As most hemorrhoids are painless, a possible marker that a hemorrhoid has thrombosed is the experience of acute pain and swelling in the area of the anus. In some cases, there may be some bleeding.

Topical hemorrhoid medications do not typically result in relief from the pain of a thrombosed hemorrhoid as the pain is the result of pressure and swelling within the tissue. The pain will be at its worst for the first 24 to 48 hours. After that time, the blood clot will be slowly reabsorbed and the pain will reduce.

Causes of Thrombosed Hemorrhoids

The causes of thrombosed hemorrhoids are not always identifiable. Some possible triggering events include:

  • Childbirth
  • Physical exertion
  • Prolonged sitting
  • Straining on the toilet to pass hard stool

Treatment of Thrombosed Hemorrhoids

Most thrombosed hemorrhoids will resolve on their own, although it may take two to three weeks for it to be completely gone.

Self-care measures for a thrombosed hemorrhoid include taking sitz baths, working to keep the stool soft, and avoiding straining during bowel movements.

There are some topical preparations that your doctor can prescibe that can be helpful. Surgery is an option for cases in which there is a lot of bleeding and the pain is quite severe.

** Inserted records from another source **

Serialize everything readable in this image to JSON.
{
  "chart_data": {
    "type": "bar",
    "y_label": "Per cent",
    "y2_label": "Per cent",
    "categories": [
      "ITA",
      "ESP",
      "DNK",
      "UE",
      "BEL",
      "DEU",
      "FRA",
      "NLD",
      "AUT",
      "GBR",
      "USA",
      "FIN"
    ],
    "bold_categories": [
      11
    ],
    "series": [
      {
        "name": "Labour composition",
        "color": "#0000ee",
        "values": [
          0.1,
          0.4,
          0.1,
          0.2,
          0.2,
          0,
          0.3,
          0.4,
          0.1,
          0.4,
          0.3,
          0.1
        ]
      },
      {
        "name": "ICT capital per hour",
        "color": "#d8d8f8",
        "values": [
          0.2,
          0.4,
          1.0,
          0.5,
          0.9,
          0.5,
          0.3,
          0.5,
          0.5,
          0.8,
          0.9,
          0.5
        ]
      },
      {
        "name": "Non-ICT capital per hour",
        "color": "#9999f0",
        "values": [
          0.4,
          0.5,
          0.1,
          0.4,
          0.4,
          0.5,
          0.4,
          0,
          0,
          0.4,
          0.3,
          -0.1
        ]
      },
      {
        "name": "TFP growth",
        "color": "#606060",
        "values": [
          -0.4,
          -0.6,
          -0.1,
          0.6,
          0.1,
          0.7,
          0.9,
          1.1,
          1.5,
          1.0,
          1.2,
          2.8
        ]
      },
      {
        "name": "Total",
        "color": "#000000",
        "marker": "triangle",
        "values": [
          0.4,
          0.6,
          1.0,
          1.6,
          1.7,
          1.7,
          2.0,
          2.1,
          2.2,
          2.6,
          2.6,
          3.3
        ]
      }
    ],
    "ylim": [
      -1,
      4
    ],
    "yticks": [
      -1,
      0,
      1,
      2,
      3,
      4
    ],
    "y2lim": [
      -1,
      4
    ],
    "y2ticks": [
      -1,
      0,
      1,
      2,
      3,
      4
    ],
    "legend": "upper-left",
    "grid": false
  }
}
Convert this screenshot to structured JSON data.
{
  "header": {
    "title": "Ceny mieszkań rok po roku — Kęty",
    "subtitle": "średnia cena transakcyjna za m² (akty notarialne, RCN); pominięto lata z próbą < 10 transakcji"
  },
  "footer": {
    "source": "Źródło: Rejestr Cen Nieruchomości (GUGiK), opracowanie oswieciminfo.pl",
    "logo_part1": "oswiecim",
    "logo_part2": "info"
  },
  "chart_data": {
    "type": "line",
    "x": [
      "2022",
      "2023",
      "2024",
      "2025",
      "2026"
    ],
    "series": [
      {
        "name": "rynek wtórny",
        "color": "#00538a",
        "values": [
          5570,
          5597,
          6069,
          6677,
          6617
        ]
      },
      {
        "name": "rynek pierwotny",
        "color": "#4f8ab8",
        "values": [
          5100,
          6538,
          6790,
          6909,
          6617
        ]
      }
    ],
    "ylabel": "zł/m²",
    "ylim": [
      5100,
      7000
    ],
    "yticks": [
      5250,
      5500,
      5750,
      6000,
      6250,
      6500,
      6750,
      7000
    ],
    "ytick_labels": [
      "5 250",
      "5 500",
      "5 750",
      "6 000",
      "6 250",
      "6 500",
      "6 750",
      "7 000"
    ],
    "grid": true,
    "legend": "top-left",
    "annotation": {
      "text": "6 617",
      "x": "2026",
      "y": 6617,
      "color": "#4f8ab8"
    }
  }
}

If surgery is performed, the entire blood clot will be removed.

Also known as:

  • Acute hemorrhoidal disease
  • Anal hematoma
  • Hemorrhoidal thrombosis
  • Perianal hematoma
  • Perianal thrombosis

Interestingly, some researchers would like to rename thrombosed hemorrhoids as "perianal thrombosis" as the tissue involved may not necessarily be that of a hemorrhoid.

Sources:

Gebbensleben, O., Hilger, Y. and Rohde, H. "Aetiology of thrombosed external haemorrhoids: a questionnaire study" BMC Research Notes 2009 2:216.

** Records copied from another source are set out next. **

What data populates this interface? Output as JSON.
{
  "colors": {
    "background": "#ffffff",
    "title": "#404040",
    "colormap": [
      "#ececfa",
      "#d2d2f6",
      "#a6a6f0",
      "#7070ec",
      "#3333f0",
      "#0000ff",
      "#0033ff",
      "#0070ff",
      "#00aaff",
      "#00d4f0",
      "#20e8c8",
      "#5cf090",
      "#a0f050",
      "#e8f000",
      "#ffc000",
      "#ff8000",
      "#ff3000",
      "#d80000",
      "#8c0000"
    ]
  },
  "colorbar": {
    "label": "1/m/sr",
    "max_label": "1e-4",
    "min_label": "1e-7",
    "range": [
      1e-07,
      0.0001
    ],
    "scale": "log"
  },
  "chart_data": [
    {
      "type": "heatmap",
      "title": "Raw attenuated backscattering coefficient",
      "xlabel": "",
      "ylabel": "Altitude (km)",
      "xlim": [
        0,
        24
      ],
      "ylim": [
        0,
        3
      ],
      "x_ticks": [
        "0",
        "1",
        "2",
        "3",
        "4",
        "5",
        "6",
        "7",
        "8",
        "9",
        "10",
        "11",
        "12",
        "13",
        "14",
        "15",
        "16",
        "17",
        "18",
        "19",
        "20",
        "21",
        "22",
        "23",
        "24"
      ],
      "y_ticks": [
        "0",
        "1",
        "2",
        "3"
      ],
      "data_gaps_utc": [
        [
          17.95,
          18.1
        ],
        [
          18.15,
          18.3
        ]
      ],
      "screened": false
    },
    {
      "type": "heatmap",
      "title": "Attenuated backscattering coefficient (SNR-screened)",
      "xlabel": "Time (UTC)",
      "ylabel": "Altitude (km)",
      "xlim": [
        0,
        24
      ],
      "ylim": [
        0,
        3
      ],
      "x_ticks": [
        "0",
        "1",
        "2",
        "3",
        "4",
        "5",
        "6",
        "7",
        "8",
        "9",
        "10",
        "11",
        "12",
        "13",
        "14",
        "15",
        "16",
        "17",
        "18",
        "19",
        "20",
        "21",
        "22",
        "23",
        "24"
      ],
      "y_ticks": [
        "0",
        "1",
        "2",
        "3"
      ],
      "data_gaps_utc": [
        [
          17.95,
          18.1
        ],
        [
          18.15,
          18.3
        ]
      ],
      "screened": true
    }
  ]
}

Gebbensleben, O., Hilger, Y. and Rohde, H. "Do we at all need surgery to treat thrombosed external hemorrhoids? Results of a prospective cohort study" Clinical and Experimental Gastroenterology 2009 2:69–74.

Lohsiriwat, V. "Hemorrhoids: From basic pathophysiology to clinical management" World Journal of Gastroenterology 2012 18:2009–2017.

Lohsiriwat, V. "Treatment of hemorrhoids: A coloproctologist’s view" World Journal of Gastroenterology 2015 21:9245–9252.

Sanchez, C. & Chinn, B. "Hemorrhoids" Clinics in Colon and Rectal Surgery 2011 24:5–13.